Изменить размер шрифта - +

Положив ладонь на надгробный камень, Касем произнес:

— Какая ужасная утрата! Он был полон смелости и решимости. И его коварно убили. А он был нам так нужен!

— Его убил надсмотрщик. Если бы хоть один из нас дожил до того момента, когда расправятся с последним из них! — сказал Садек.

— Мы не должны погибнуть так же. Подумайте о завтрашнем дне. Что мы можем сделать для победы? — спросил Хамруш.

— Как нам встречаться и договариваться?

— Сидя взаперти, я только об этом и думал, — сказал Касем. — И нашел решение. Оно непростое. Но другого нет.

Они вопросительно посмотрели на него.

— Уходите из квартала! Давайте приготовимся покинуть квартал, как давным-давно это сделал Габаль. Как недавно это сделал Яхья. Возобновим наше дело в безопасном месте в пустыне. Наши силы только возрастут. И числом мы умножимся.

— Правильное решение! — выкрикнул Садек.

— Очистить нашу улицу от надсмотрщиков можно лишь силой. Только силой можно добиться соблюдения десяти условий. И только силой можно вернуть справедливость, милосердие и мир. И сила наша будет не вероломной, а первой справедливой силой.

Они слушали его с замиранием сердца и смотрели на могилу за его спиной. Казалось, Шаабан участвует в их разговоре и благословляет их.

— Да! — взволнованно проговорил Аграма. — Только силой мы все это преодолеем.
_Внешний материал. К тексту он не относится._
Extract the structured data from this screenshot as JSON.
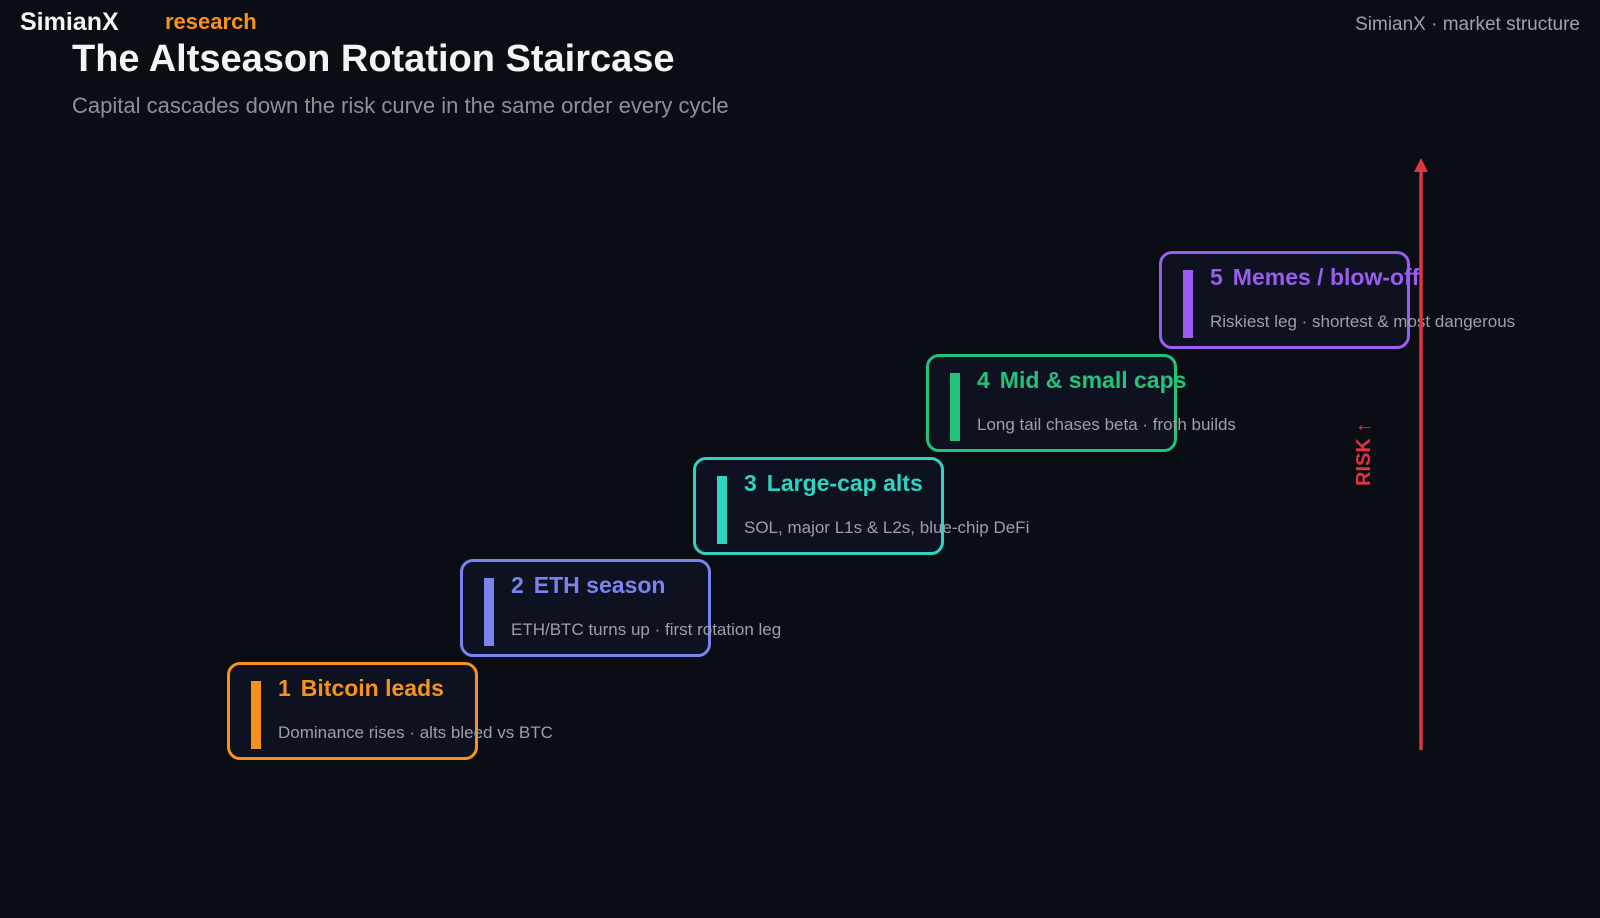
{
  "header": {
    "brand": "SimianX",
    "brand_tag": "research",
    "source": "SimianX · market structure"
  },
  "title": "The Altseason Rotation Staircase",
  "subtitle": "Capital cascades down the risk curve in the same order every cycle",
  "steps": [
    {
      "num": "1",
      "name": "Bitcoin leads",
      "desc": "Dominance rises · alts bleed vs BTC",
      "color": "#f7931a"
    },
    {
      "num": "2",
      "name": "ETH season",
      "desc": "ETH/BTC turns up · first rotation leg",
      "color": "#7b83f0"
    },
    {
      "num": "3",
      "name": "Large-cap alts",
      "desc": "SOL, major L1s & L2s, blue-chip DeFi",
      "color": "#2dd4bf"
    },
    {
      "num": "4",
      "name": "Mid & small caps",
      "desc": "Long tail chases beta · froth builds",
      "color": "#22c37a"
    },
    {
      "num": "5",
      "name": "Memes / blow-off",
      "desc": "Riskiest leg · shortest & most dangerous",
      "color": "#9b5cf0"
    }
  ],
  "axis": {
    "label": "RISK ↑",
    "color": "#e0343f"
  }
}
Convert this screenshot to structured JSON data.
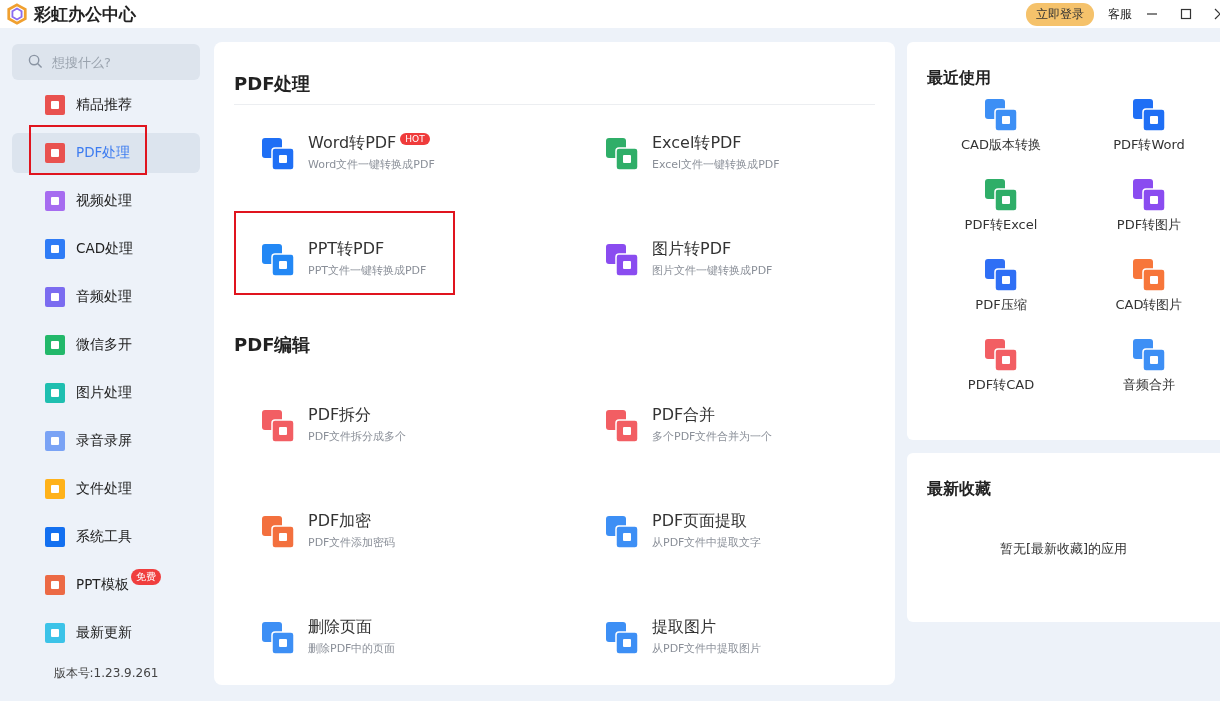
{
  "app": {
    "title": "彩虹办公中心",
    "login_button": "立即登录",
    "service_link": "客服"
  },
  "sidebar": {
    "search": {
      "placeholder": "想搜什么?"
    },
    "items": [
      {
        "label": "精品推荐",
        "selected": false,
        "highlighted": false,
        "color": "#e9524f"
      },
      {
        "label": "PDF处理",
        "selected": true,
        "highlighted": true,
        "color": "#e9524f"
      },
      {
        "label": "视频处理",
        "selected": false,
        "highlighted": false,
        "color": "#a66cf0"
      },
      {
        "label": "CAD处理",
        "selected": false,
        "highlighted": false,
        "color": "#2f7cf6"
      },
      {
        "label": "音频处理",
        "selected": false,
        "highlighted": false,
        "color": "#7b6cf0"
      },
      {
        "label": "微信多开",
        "selected": false,
        "highlighted": false,
        "color": "#22b86a"
      },
      {
        "label": "图片处理",
        "selected": false,
        "highlighted": false,
        "color": "#1fbfb0"
      },
      {
        "label": "录音录屏",
        "selected": false,
        "highlighted": false,
        "color": "#7aa3f5"
      },
      {
        "label": "文件处理",
        "selected": false,
        "highlighted": false,
        "color": "#ffb21a"
      },
      {
        "label": "系统工具",
        "selected": false,
        "highlighted": false,
        "color": "#1370f0"
      },
      {
        "label": "PPT模板",
        "selected": false,
        "highlighted": false,
        "color": "#ec6a45",
        "badge": "免费"
      },
      {
        "label": "最新更新",
        "selected": false,
        "highlighted": false,
        "color": "#3cc3e8"
      }
    ],
    "version": "版本号:1.23.9.261"
  },
  "sections": [
    {
      "title": "PDF处理",
      "tools": [
        {
          "name": "Word转PDF",
          "desc": "Word文件一键转换成PDF",
          "badge": "HOT",
          "highlighted": false,
          "color": "#1f6ff5"
        },
        {
          "name": "Excel转PDF",
          "desc": "Excel文件一键转换成PDF",
          "highlighted": false,
          "color": "#2fae68"
        },
        {
          "name": "PPT转PDF",
          "desc": "PPT文件一键转换成PDF",
          "highlighted": true,
          "color": "#2388f5"
        },
        {
          "name": "图片转PDF",
          "desc": "图片文件一键转换成PDF",
          "highlighted": false,
          "color": "#8a4cf0"
        }
      ]
    },
    {
      "title": "PDF编辑",
      "tools": [
        {
          "name": "PDF拆分",
          "desc": "PDF文件拆分成多个",
          "highlighted": false,
          "color": "#f25e63"
        },
        {
          "name": "PDF合并",
          "desc": "多个PDF文件合并为一个",
          "highlighted": false,
          "color": "#f25e63"
        },
        {
          "name": "PDF加密",
          "desc": "PDF文件添加密码",
          "highlighted": false,
          "color": "#f3703e"
        },
        {
          "name": "PDF页面提取",
          "desc": "从PDF文件中提取文字",
          "highlighted": false,
          "color": "#3d8ff5"
        },
        {
          "name": "删除页面",
          "desc": "删除PDF中的页面",
          "highlighted": false,
          "color": "#3d8ff5"
        },
        {
          "name": "提取图片",
          "desc": "从PDF文件中提取图片",
          "highlighted": false,
          "color": "#3d8ff5"
        }
      ]
    }
  ],
  "recent": {
    "title": "最近使用",
    "items": [
      {
        "label": "CAD版本转换",
        "color": "#3d8ff5"
      },
      {
        "label": "PDF转Word",
        "color": "#1f6ff5"
      },
      {
        "label": "PDF转Excel",
        "color": "#2fae68"
      },
      {
        "label": "PDF转图片",
        "color": "#8a4cf0"
      },
      {
        "label": "PDF压缩",
        "color": "#2f6ff5"
      },
      {
        "label": "CAD转图片",
        "color": "#f7763a"
      },
      {
        "label": "PDF转CAD",
        "color": "#f25e63"
      },
      {
        "label": "音频合并",
        "color": "#3d8ff5"
      }
    ]
  },
  "favorites": {
    "title": "最新收藏",
    "empty_text": "暂无[最新收藏]的应用"
  }
}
Справедливой силой, а не коварной. Шаабан шел к тебе, когда его нагнал Саварис. Если бы мы держались вместе, ему было бы нелегко уничтожить нас. Да будут прокляты страх и вражда!

Впервые Касем ощутил удовлетворение и радость.

— Наш дед нам доверяет, — сказал он. — Он уверен, что среди его потомков есть на кого положиться!

 

81

 

Касем вернулся домой за полночь. Камар не спала, дожидаясь его. Она была заботлива и ласкова больше, чем обычно, и ему стало ее жалко — ведь она еще не ложилась. Касем заметил в ее глазах усталость. От слез они покрылись красными прожилками, подобно тому как на иссушенной земле от солнца образуются трещины.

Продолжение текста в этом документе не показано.